C’est au moment où son fils fait sa rentrée en troisième que le problème de l’orientation se pose, à nouveau, pour Mme J. : « Mon fils qui va aller au lycée l’année prochaine, je sais pas où le mettre […] Je sais pas où il va aller. Ça m’inquiète ». À la dépression s’ajoutent alors des angoisses et les phénomènes de corps (maux de ventre) qui la précipitent à l’hôpital. L’inexistence de l’Autre expose particulièrement le corps au retour de la jouissance : « Au vide libidinal sur le versant du semblant, répond, sur le versant du réel hors discours, un retour de la jouissance qui envahit le corps »[5].
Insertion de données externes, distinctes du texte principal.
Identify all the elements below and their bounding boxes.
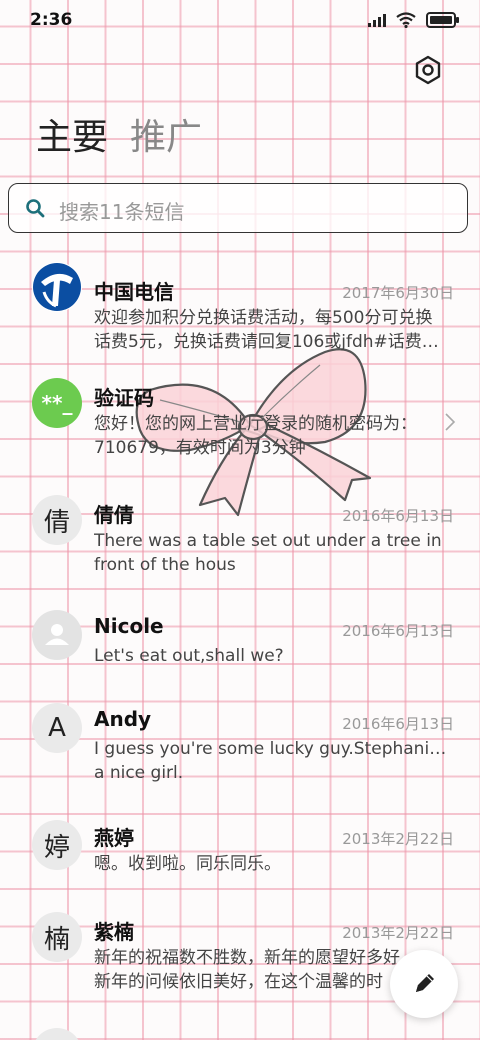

« Je me sens dans un trou », résume Mme J. Il ne s’agit pas uniquement de sa localisation géographique – « isolée », loin de la ville et de ses proches – mais aussi de sa situation subjective. Ce trou se manifeste à la fois dans son lien social et dans sa pensée : « Je pense plus à rien, dit-elle. J’ai rien dans la tête en fait ». Elle semble incarner ce trou, cette coupure dont parle Lacan dans le Séminaire VI : « La coupure est ce par quoi le courant d’une tension originelle, quelle qu’elle soit, est pris dans une série d’alternatives qui introduisent ce que l’on peut appeler la machine fondamentale. Cette machine est proprement ce que nous retrouvons comme détaché, dégagé, au principe de la schizophrénie. Là, le sujet s’identifie à la discordance comme telle de cette machine par rapport au courant vital. »[6] Débranchée de cette machine que constitue l’Autre et dont le symbolique régule les pulsions, Mme J. ne peut « profiter de la vie » ; et, dès lors, est soumise au règne de la pulsion de mort.
[1] Patiente reçue par Pierre Stréliski dans le cadre d’une des présentations de malades de l’Antenne Clinique d’Angers.
[2] Freud S., Inhibition, symptôme et angoisse, Paris, PUF, 1993, p. 6-7.
[3] Zenoni A., L’autre pratique clinique, Toulouse, Érès, 2009, p. 163.
[4] Lacan J., « L’étourdit », Autres écrits, Paris, Seuil, 2001, p. 474.
[5] Zenoni A., L’autre pratique clinique, op. cit., p. 170.
[6] Lacan J., Le Séminaire, livre VI, Le désir et son interprétation, texte établi par Jacques-Alain Miller, Paris, La Martinière & Le Champ freudien Éditeur, coll. Champ Freudien, juin 2013, p. 539-540.